Vergangenen Samstag durfte die U15 der Pirates in Augsburg ihr Können unter Beweis stellen. Da es sich um das Achtelfinale des Landesliga-Pokals handelte, konnten nur Spieler eingesetzt werden, die nicht zu alt für diese Altersklasse sind. Die Fürther haben sich deswegen mit drei Talenten aus der U12 Unterstützung für diese Herausforderung geholt.
Die Augsburger gehören zu den stärkeren Teams in ihrer Gruppe und das bekamen die im Durchschnitt etwas jüngeren Fürther von Anfang an zu spüren. In der ersten Partie hatten die Piraten zu Beginn noch Herausforderungen durchzustarten.
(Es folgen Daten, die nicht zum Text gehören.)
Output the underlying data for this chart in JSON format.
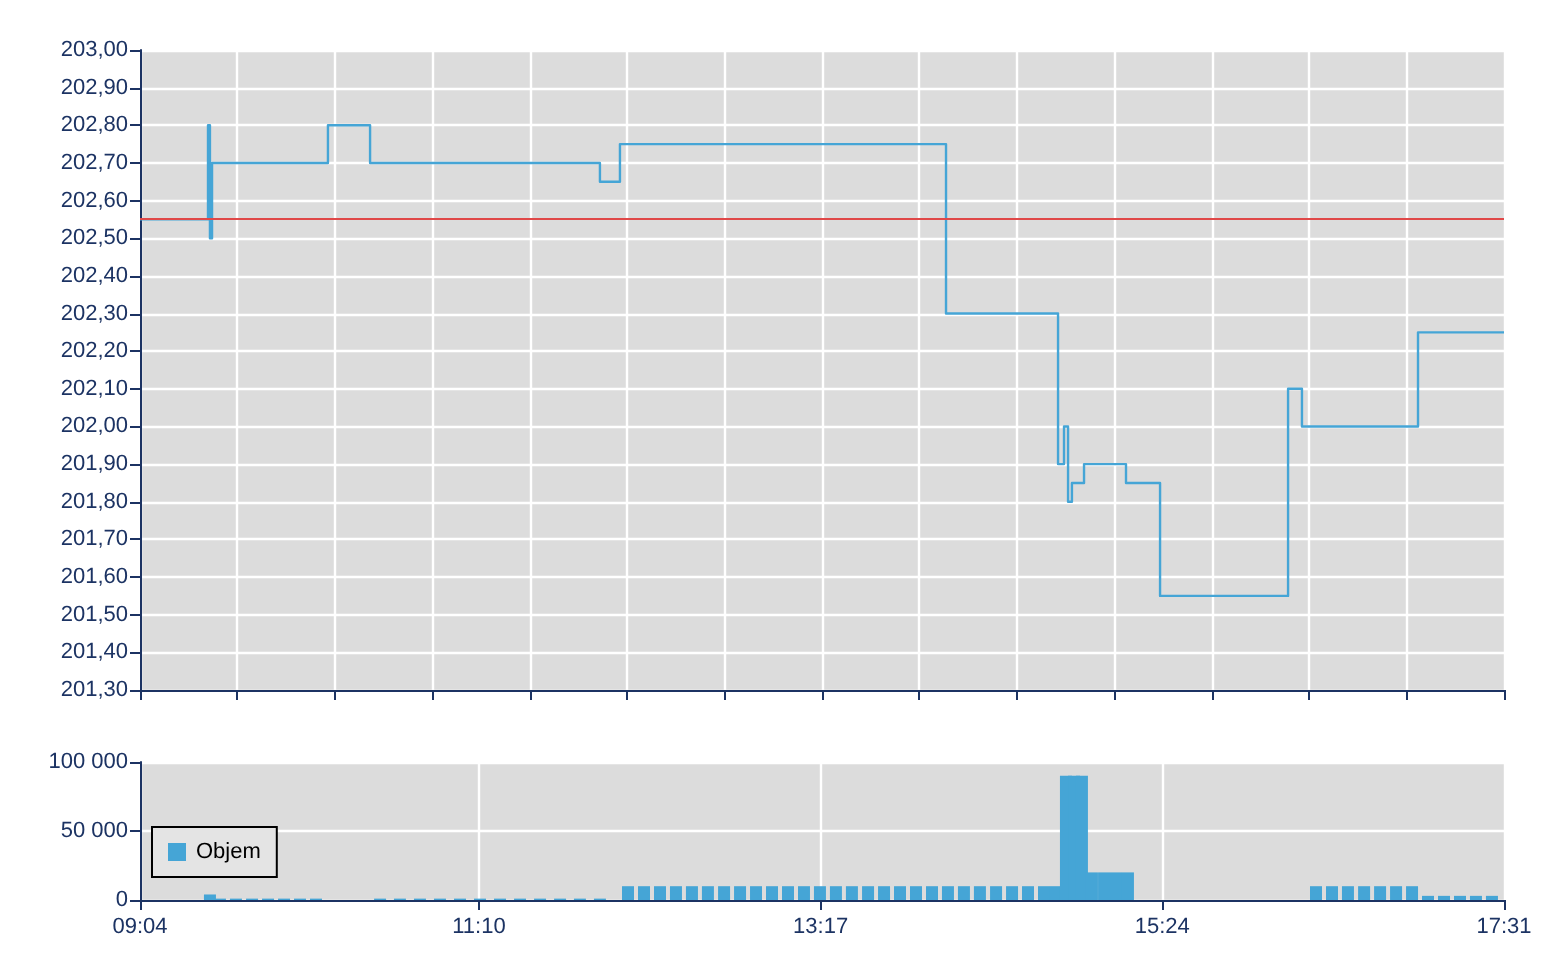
{
  "chart_data": [
    {
      "type": "step",
      "xlim": [
        9.0667,
        17.5167
      ],
      "xticks": [
        {
          "value": 9.0667,
          "label": null
        },
        {
          "value": 9.6702,
          "label": null
        },
        {
          "value": 10.2738,
          "label": null
        },
        {
          "value": 10.8774,
          "label": null
        },
        {
          "value": 11.481,
          "label": null
        },
        {
          "value": 12.0845,
          "label": null
        },
        {
          "value": 12.6881,
          "label": null
        },
        {
          "value": 13.2917,
          "label": null
        },
        {
          "value": 13.8952,
          "label": null
        },
        {
          "value": 14.4988,
          "label": null
        },
        {
          "value": 15.1024,
          "label": null
        },
        {
          "value": 15.706,
          "label": null
        },
        {
          "value": 16.3095,
          "label": null
        },
        {
          "value": 16.9131,
          "label": null
        },
        {
          "value": 17.5167,
          "label": null
        }
      ],
      "ylim": [
        201.3,
        203.0
      ],
      "yticks": [
        {
          "value": 201.3,
          "label": "201,30"
        },
        {
          "value": 201.4,
          "label": "201,40"
        },
        {
          "value": 201.5,
          "label": "201,50"
        },
        {
          "value": 201.6,
          "label": "201,60"
        },
        {
          "value": 201.7,
          "label": "201,70"
        },
        {
          "value": 201.8,
          "label": "201,80"
        },
        {
          "value": 201.9,
          "label": "201,90"
        },
        {
          "value": 202.0,
          "label": "202,00"
        },
        {
          "value": 202.1,
          "label": "202,10"
        },
        {
          "value": 202.2,
          "label": "202,20"
        },
        {
          "value": 202.3,
          "label": "202,30"
        },
        {
          "value": 202.4,
          "label": "202,40"
        },
        {
          "value": 202.5,
          "label": "202,50"
        },
        {
          "value": 202.6,
          "label": "202,60"
        },
        {
          "value": 202.7,
          "label": "202,70"
        },
        {
          "value": 202.8,
          "label": "202,80"
        },
        {
          "value": 202.9,
          "label": "202,90"
        },
        {
          "value": 203.0,
          "label": "203,00"
        }
      ],
      "tick_labels": "y",
      "grid": true,
      "series": [
        {
          "color": "#45a5d6",
          "x": [
            9.0667,
            9.488,
            9.5,
            9.513,
            10.231,
            10.492,
            11.916,
            12.04,
            14.06,
            14.754,
            14.791,
            14.816,
            14.84,
            14.915,
            15.175,
            15.386,
            16.179,
            16.265,
            16.984,
            17.5167
          ],
          "values": [
            202.55,
            202.8,
            202.5,
            202.7,
            202.8,
            202.7,
            202.65,
            202.75,
            202.3,
            201.9,
            202.0,
            201.8,
            201.85,
            201.9,
            201.85,
            201.55,
            202.1,
            202.0,
            202.25,
            202.25
          ]
        }
      ],
      "ref_lines": [
        {
          "axis": "y",
          "value": 202.55,
          "color": "#e04848"
        }
      ]
    },
    {
      "type": "bar",
      "xlim": [
        9.0667,
        17.5167
      ],
      "xticks": [
        {
          "value": 9.0667,
          "label": "09:04"
        },
        {
          "value": 11.1667,
          "label": "11:10"
        },
        {
          "value": 13.2833,
          "label": "13:17"
        },
        {
          "value": 15.4,
          "label": "15:24"
        },
        {
          "value": 17.5167,
          "label": "17:31"
        }
      ],
      "ylim": [
        0,
        100000
      ],
      "yticks": [
        0,
        {
          "value": 50000,
          "label": "50 000"
        },
        {
          "value": 100000,
          "label": "100 000"
        }
      ],
      "grid": true,
      "legend": "left",
      "series": [
        {
          "name": "Objem",
          "color": "#45a5d6",
          "x": [
            9.5,
            9.562,
            9.661,
            9.761,
            9.86,
            9.959,
            10.058,
            10.157,
            10.554,
            10.677,
            10.801,
            10.925,
            11.049,
            11.173,
            11.297,
            11.421,
            11.545,
            11.669,
            11.792,
            11.916,
            12.09,
            12.189,
            12.288,
            12.387,
            12.486,
            12.585,
            12.685,
            12.784,
            12.883,
            12.982,
            13.081,
            13.18,
            13.279,
            13.378,
            13.477,
            13.577,
            13.676,
            13.775,
            13.874,
            13.973,
            14.072,
            14.171,
            14.27,
            14.37,
            14.469,
            14.568,
            14.667,
            14.741,
            14.803,
            14.853,
            14.902,
            14.964,
            15.039,
            15.113,
            15.187,
            16.352,
            16.451,
            16.55,
            16.65,
            16.749,
            16.848,
            16.947,
            17.046,
            17.145,
            17.244,
            17.343,
            17.442
          ],
          "values": [
            4000,
            1000,
            1000,
            1000,
            1000,
            1000,
            1000,
            1000,
            1000,
            1000,
            1000,
            1000,
            1000,
            1000,
            1000,
            1000,
            1000,
            1000,
            1000,
            1000,
            10000,
            10000,
            10000,
            10000,
            10000,
            10000,
            10000,
            10000,
            10000,
            10000,
            10000,
            10000,
            10000,
            10000,
            10000,
            10000,
            10000,
            10000,
            10000,
            10000,
            10000,
            10000,
            10000,
            10000,
            10000,
            10000,
            10000,
            10000,
            90000,
            90000,
            90000,
            20000,
            20000,
            20000,
            20000,
            10000,
            10000,
            10000,
            10000,
            10000,
            10000,
            10000,
            3000,
            3000,
            3000,
            3000,
            3000
          ]
        }
      ]
    }
  ]
}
Der dadurch entstandene frühe Rückstand konnte dann im dritten und vierten Inning nur noch bis auf zwei Runs zu einem 4:6 aufgeholt werden.
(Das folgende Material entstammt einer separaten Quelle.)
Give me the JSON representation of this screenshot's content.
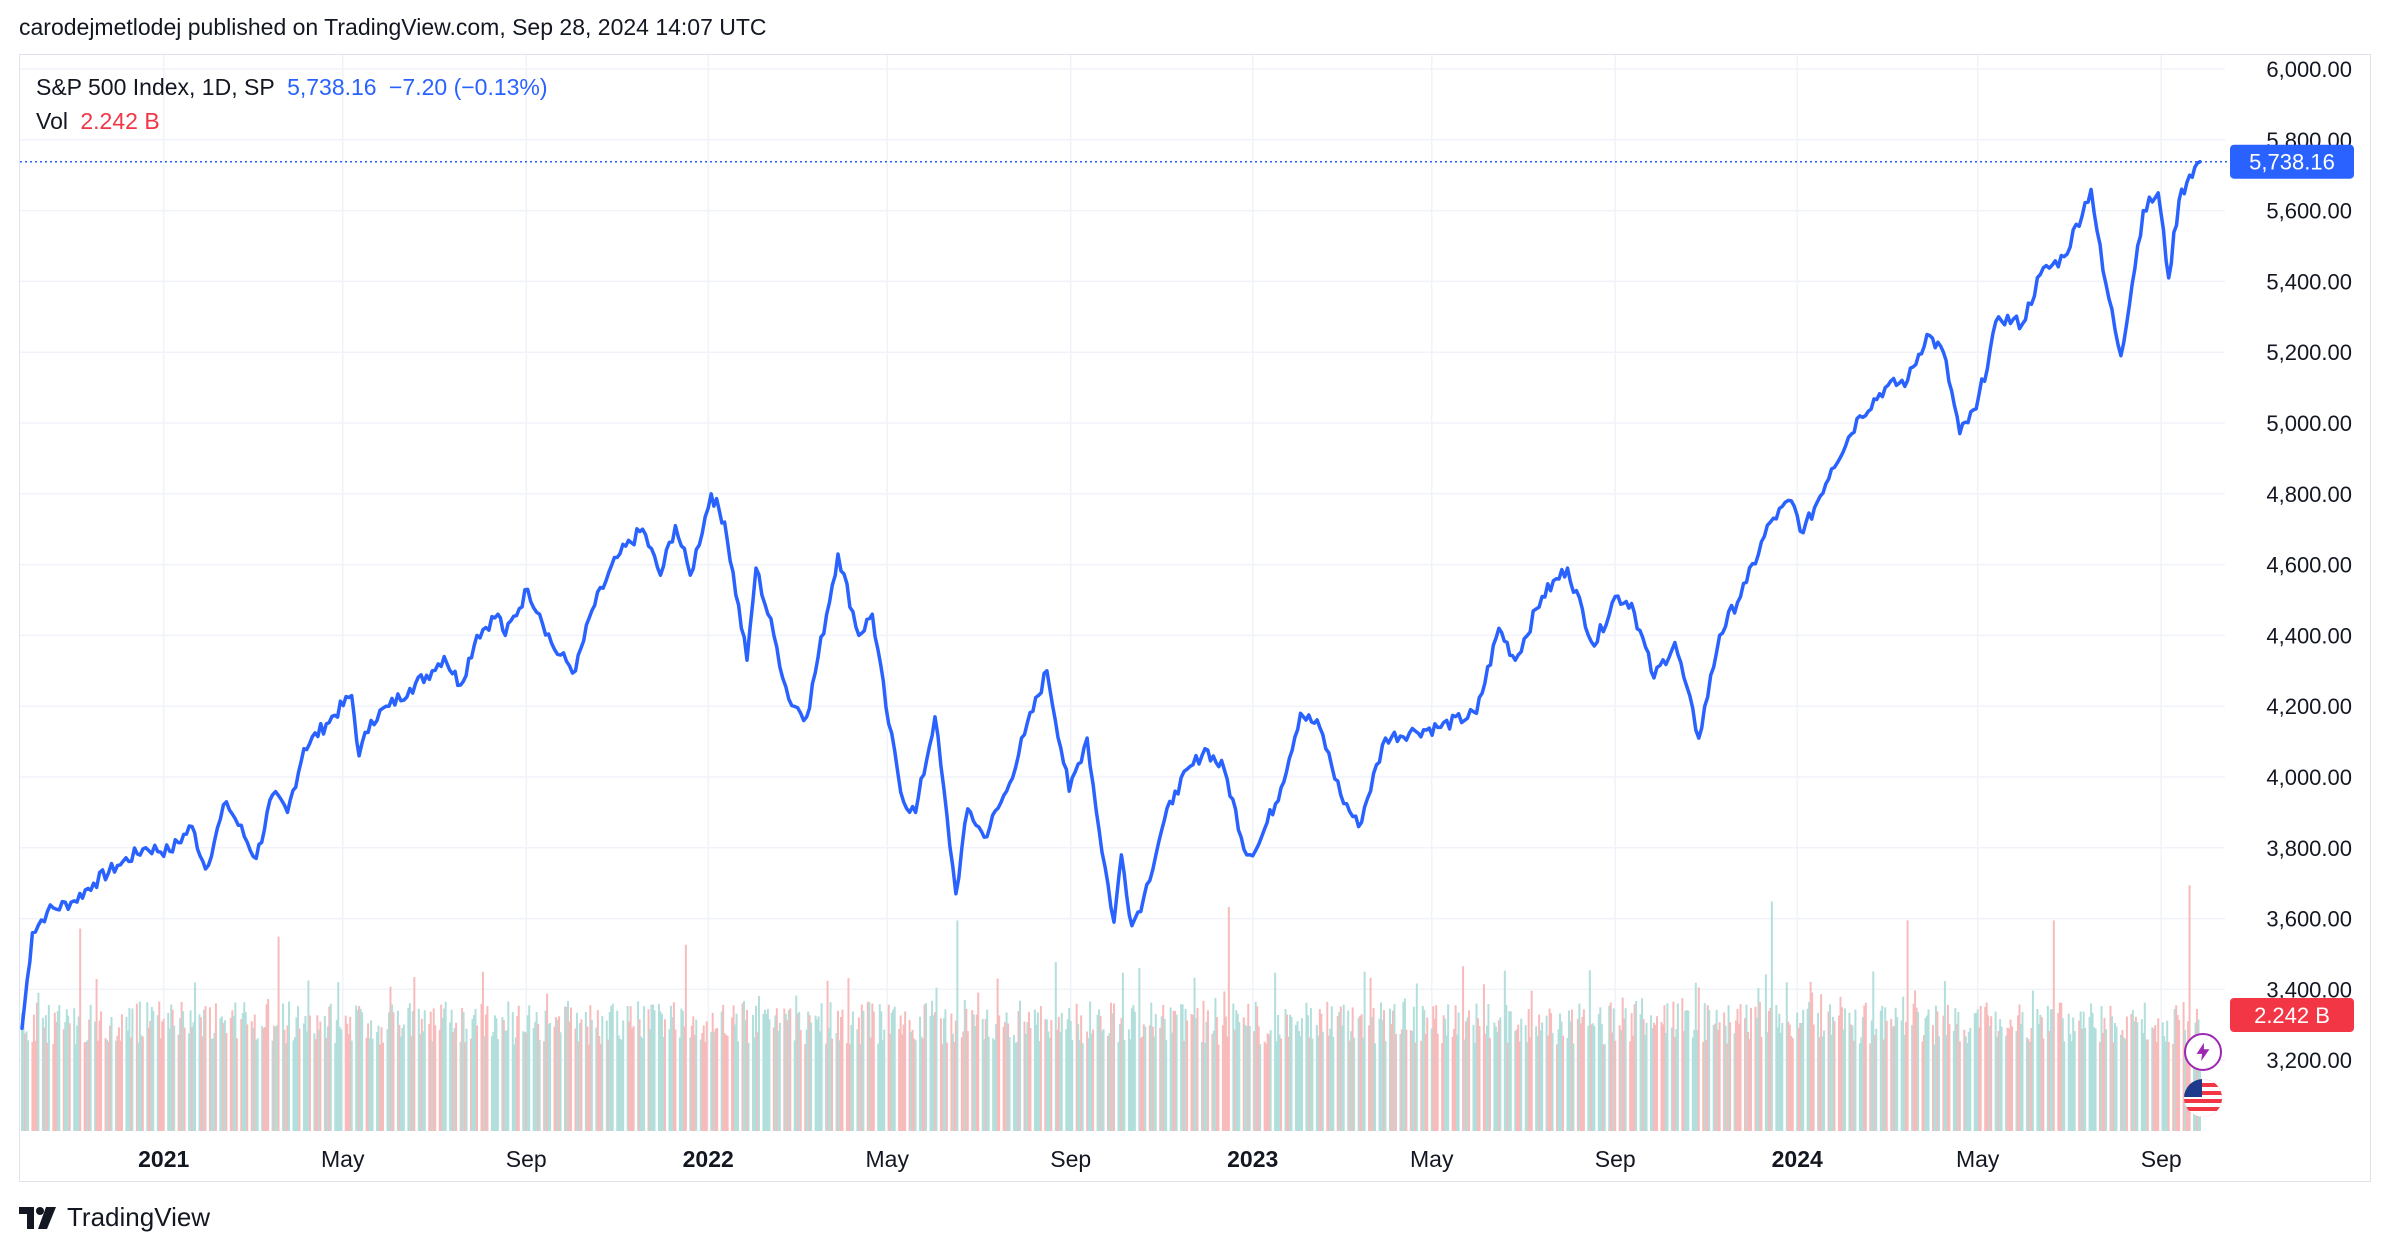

Beim zweiten Spiel der Begegnung wurden – nachdem beide Teams ihre Pitcher erneut wechselten – schon mehr Runs auf beiden Seiten erzielt. Im vierten Inning konnten die tapfer kämpfenden Freibeuter noch auf 10:10 ausgleichen, jedoch konnte der Run zum 10:11 Endstand und somit zum Sieg für die Gators nicht verhindert werden.
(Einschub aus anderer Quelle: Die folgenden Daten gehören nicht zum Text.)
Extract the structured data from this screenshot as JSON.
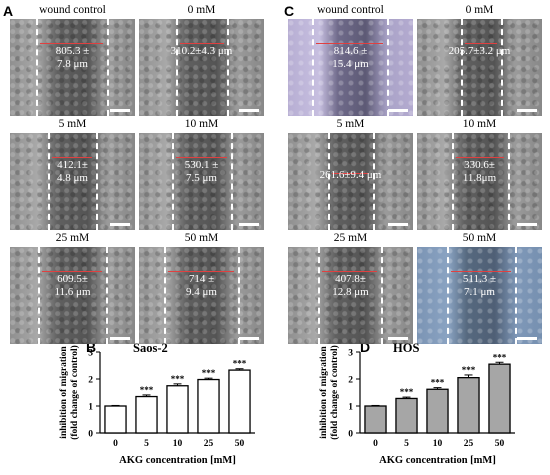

Was nehmen wir – neben den sportlichen Erkenntnissen – aus dem Double Header gegen Augsburg mit? Im Wesentlichen die Erfahrung, dass die U15 nicht nur bei Siegen wie zuletzt in Schweinfurt, sondern auch bei schwierigen Situationen eng zusammensteht, nicht aufgibt und geschlossen auftritt. Jetzt heißt es durchatmen, nach den Ferien geht es zu den Icesharks nach Altdorf.